It could be the campground. We, personally, have had electrical problems at two campgrounds. One at Chester Frost in Hixson/Chattanooga, TN where a camper "fixed" the power at their campsite so they could have electric (and shut down half of Dallas Island) that is also the same place where the folks across from us in a site would get a tingle from their camper when it rained (I reported to park rangers and they got the park's electrican out there to fix it). Years later in Georgia Veterans SP in Cordele, GA one of the sites we pulled into would not run the Class C. We changed sites and reported to the park rangers that we had moved and why.

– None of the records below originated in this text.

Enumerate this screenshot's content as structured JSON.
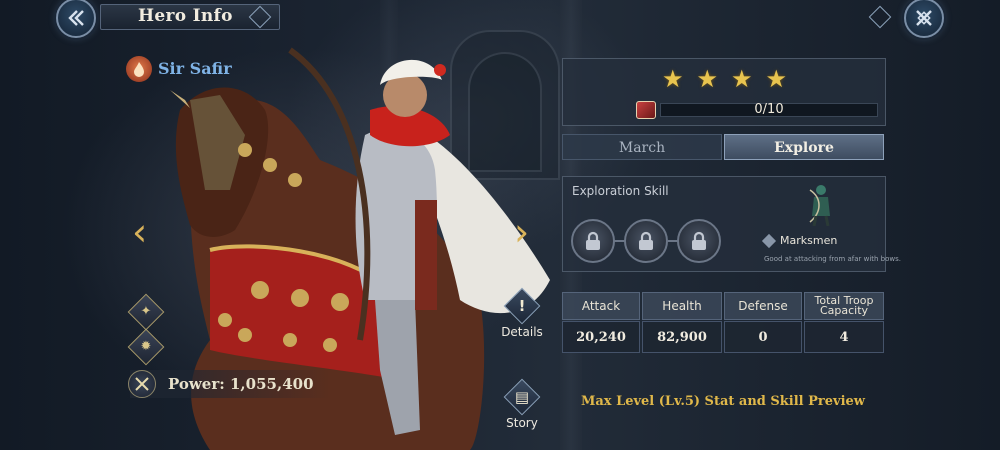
{
  "header": {
    "title": "Hero Info",
    "back_icon": "double-chevron-left-icon",
    "close_icon": "crossed-emblem-icon"
  },
  "hero": {
    "name": "Sir Safir",
    "faction_icon": "flame-icon",
    "name_color": "#7fb3e6",
    "power_label": "Power: 1,055,400",
    "power_icon": "crossed-swords-icon",
    "left_icons": [
      "trident-badge-icon",
      "sunburst-badge-icon"
    ],
    "actions": [
      {
        "label": "Details",
        "icon": "exclamation-icon"
      },
      {
        "label": "Story",
        "icon": "book-icon"
      }
    ]
  },
  "stars": {
    "count": 4,
    "icon": "star-icon",
    "color": "#e8c44f"
  },
  "fragments": {
    "label": "0/10",
    "current": 0,
    "required": 10,
    "icon": "hero-fragment-icon"
  },
  "tabs": [
    {
      "label": "March",
      "active": false
    },
    {
      "label": "Explore",
      "active": true
    }
  ],
  "exploration": {
    "heading": "Exploration Skill",
    "slots": [
      {
        "state": "locked",
        "icon": "lock-icon"
      },
      {
        "state": "locked",
        "icon": "lock-icon"
      },
      {
        "state": "locked",
        "icon": "lock-icon"
      }
    ],
    "troop_type": "Marksmen",
    "troop_icon": "archer-icon",
    "troop_desc": "Good at attacking from afar with bows."
  },
  "stats": {
    "headers": [
      "Attack",
      "Health",
      "Defense",
      "Total Troop Capacity"
    ],
    "values": [
      "20,240",
      "82,900",
      "0",
      "4"
    ]
  },
  "footer": {
    "max_preview": "Max Level (Lv.5) Stat and Skill Preview"
  },
  "colors": {
    "accent_gold": "#e0b84a",
    "panel": "#242e3c",
    "tab_active": "#5e6f86"
  }
}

Electrican told us someone had rewired the power pole.From what the rangers and electricans have told me, idiots rewiring the power poles is a very common thing in public campgrounds. Not so much in private ones, although both our current park here in Roswell (no adapters allowed) and Socorro have both had electricans fixing the power poles several times per year while we have stayed there. The Socorro park had one RVer blow the whole system. He was pissed. Seems it was the park's fault as his coach worked just fine at his house.
I used to have the little yellow plug in tester on an adapter (see 30 amp plug tester) but lost the thing (I think I left it in the Class C with Das Mel who needs one anyway, or it's just gone). I need to get another one. I keep forgetting to pick one up from work. David says that once we get our homebase he will switch our panel box over to 50 amp.
http://www.myrv.us/electric/index.htm
On the lefthand side of the page, read "30 amp Service", "Outlet Testing" and "Campground Service". Please do not rewire the park's power pole. You would be amazed how often that happens, especially in public campgrounds.
Build yourself one of these after you fix your electric.
30 amp tester or
50 amp tester You plug this into the campground power supply.
Anyone who is plugging in an RV plug at home should be plugging into an RV receptacle. You can easily buy them at Home Depot or Lowes. If you are running an RV-30 amp plug then you need to be plugging into an RV-30 or TT-30 (same thing) recepticle that is wire properly.
If you are running a 50 amp bus, then you need to be plugged into a 14-50R receptacle that is wired correctly.
Here is how you wire it correctly (warning! direct link to a PDF download). Do not trust your electrican to do it properly, print out and hand it to him, then make sure he does it as shown on the paper before you plug your bus into it. Mobile/RV 50 amp is a different animal than residential 50 amp. We have had to print this page off when we were food vending at events for electricans as few were familar with mobile 50 amp.